L’autre producteur qui est passé à l’acte en Outaouais était aussi très investi dans son entreprise et cumulait d’autres emplois. Au cours des dernières années, il avait travaillé sans relâche, « à 300 miles à l’heure », témoigne son partenaire d’affaires qui a requis l’anonymat.

En 2018, son associé avait commencé à dépérir. Il était suivi par plusieurs professionnels de la santé et avait tiré la sonnette d’alarme plus d’une fois. Mais cela n’a pas suffi, regrette son confrère. Aujourd’hui, ce dernier en a gros sur le cœur. « Ce n’est pas le travail à la ferme qui l’a mis à terre. C’est le système [de production laitière], les nouvelles exigences et la paperasse qui alourdit constamment notre travail. On aime faire ce qu’on fait, mais c’est tellement devenu lourd! »

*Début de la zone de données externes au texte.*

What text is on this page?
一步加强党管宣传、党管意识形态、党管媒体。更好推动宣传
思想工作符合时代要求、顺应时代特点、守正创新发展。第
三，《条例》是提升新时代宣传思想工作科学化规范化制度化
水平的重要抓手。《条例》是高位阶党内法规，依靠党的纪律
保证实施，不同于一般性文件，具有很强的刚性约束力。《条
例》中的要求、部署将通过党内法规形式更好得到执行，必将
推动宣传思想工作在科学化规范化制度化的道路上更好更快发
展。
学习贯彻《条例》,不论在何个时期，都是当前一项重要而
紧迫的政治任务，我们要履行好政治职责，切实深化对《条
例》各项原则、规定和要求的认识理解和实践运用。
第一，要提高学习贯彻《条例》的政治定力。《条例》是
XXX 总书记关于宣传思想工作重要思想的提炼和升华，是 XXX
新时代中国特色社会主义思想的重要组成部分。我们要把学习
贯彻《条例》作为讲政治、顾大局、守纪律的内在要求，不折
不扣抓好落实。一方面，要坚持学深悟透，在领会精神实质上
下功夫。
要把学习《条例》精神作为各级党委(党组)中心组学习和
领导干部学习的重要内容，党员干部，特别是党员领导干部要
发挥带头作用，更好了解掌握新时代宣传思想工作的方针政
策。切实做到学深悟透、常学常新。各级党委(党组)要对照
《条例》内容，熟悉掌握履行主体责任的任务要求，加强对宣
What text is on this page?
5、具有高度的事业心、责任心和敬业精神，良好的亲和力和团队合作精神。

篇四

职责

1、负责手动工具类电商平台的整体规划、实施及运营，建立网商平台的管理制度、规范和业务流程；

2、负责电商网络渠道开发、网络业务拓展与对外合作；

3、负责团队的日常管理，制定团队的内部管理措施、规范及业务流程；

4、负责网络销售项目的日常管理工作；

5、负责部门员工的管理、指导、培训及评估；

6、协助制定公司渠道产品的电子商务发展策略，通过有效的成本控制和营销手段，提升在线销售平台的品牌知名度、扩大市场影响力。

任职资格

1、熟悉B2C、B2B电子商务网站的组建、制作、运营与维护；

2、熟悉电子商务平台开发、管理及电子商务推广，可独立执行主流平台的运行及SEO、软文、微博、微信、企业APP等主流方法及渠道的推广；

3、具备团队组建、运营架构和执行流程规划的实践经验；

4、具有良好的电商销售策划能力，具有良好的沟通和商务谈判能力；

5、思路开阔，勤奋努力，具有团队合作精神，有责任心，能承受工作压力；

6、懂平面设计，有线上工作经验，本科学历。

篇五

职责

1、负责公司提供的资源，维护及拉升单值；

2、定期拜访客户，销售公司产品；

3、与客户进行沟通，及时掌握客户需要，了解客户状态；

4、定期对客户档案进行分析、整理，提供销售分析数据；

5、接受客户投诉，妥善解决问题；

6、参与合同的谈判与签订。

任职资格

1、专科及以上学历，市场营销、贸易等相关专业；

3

Selon lui, il est plus que temps de se questionner sur l’état du système agricole, mais aussi sur cette urgence d’avoir une ressource spécifique dans le milieu avec l’embauche d’une travailleuse de rang. « Ce n’est pas normal. Les professionnels de la santé devraient pouvoir s’adapter à nous. » 

Des ressources à connaître

Besoin d’aide ? 1 866 APPELLE (1 866 277-3553)
Liste complète des centres de crise du Québec : centredecrise.ca/listecentres
Au Cœur des familles agricoles (ACFA) : 450 768-6995 ou acfareseaux.qc.ca
Écoute agricole des Laurentides : 514 929-2476 (lundi au vendredi, de 9 h à 7 h).
Pour toute urgence, composez le 811, option 2.